The tears come before I can stop them.
They come from somewhere I thought was dead, a room in my chest I sealed off and boarded up the way James and I boardedup the windows. The door to that room is splintering now, broken open by seventy pounds of failed police dog, and what's behind it is so bright it hurts.
Pure happiness.
I didn't know I could still feel it. I thought that part of me died, killed by the same man who killed everything else soft in me. I thought the best I could hope for was satisfaction, vengeance, the dark pleasure of watching monsters fall. I thought all of my happiness receptors had burned out.
But this dog is looking at me like I hung the moon. The sound coming out of my throat is something between a laugh and a sob, and I am so fucking happy I can't breathe.
"Hey." Eddie is beside me, his hand on my shoulder, voice dropping into a quiet, careful register. "Hey, Sera. If you don't want her, I can take her back. It's okay. I just thought—"
"Don't you dare," I manage, my voice wrecked.
He blinks. Then his face breaks into a rare, real smile, the one that transforms him into something even more edible than he already is. "Okay. She's yours."
"What's her name?"
"The program called her K-9 Unit 7,” he says, chuckling. “She doesn't answer to it for some reason."
"Of course she doesn't." I hold the dog's face in my hands, my thumbs stroking the velvet fur beneath her ears. She gazes at me with those uncomplicated brown eyes, tail still going, tongue still reaching for any exposed skin. "You need a name, don't you?"
She licks my chin, and I take this as agreement.
"Nyx," I say.
The goddess of night. The mother of shadows. It fits her, not because it matches what she is, but because it matches what she's walked into. She's the softest thing in a house full of darkness, and naming her after the night feels like a benediction.
Nyx barks once, sharp and joyful, and her tail hits the coffee table and scatters my opened bag of forgotten jellybeans onto the floor.

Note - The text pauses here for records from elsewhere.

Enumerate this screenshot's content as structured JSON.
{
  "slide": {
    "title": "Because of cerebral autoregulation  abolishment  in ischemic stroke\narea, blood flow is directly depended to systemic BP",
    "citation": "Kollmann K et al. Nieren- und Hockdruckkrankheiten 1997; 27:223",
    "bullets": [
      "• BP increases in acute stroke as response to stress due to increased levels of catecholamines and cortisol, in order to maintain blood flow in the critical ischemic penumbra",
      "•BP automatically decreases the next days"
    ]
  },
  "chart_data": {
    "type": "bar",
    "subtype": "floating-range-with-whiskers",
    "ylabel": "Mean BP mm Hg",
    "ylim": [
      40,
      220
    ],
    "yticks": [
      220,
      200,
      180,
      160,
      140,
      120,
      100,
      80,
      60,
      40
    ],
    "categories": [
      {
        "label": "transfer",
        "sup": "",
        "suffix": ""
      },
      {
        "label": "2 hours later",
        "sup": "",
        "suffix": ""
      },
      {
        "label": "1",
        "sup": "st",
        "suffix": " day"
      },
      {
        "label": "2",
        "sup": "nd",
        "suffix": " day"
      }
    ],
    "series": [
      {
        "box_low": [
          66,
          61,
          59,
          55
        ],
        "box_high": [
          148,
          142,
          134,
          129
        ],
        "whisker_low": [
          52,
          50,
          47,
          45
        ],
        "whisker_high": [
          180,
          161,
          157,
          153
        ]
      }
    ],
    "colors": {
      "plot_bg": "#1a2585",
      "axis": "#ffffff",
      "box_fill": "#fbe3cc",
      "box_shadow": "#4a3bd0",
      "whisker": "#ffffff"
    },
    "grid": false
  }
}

James appears in the kitchen doorway, drawn by the sound of a bark in a house that has never contained a bark. He takes one look at the dog, at my tear-streaked face, at Eddie standing there looking quietly triumphant, and his grin splits wide.
"Och, you've done it now," he says to Eddie. "She's going to love that dog more than all of us combined."
"So long as they’re both alive and safe," Eddie says.
James crouches, and Nyx immediately diverts from me to investigate, her nose working overtime, tail wagging hard enough to generate a breeze.
She sniffs his shadows and doesn't flinch. She licks his hand—the one that's held knives, carved bones, carved me—and James laughs, boyish and delighted, and scratches behind her ears with the tenderness of a man who understands exactly what it means to be the thing nobody wanted.
"You’re a wee disaster, aren't ye?" he murmurs. "Aye, you'll fit right in."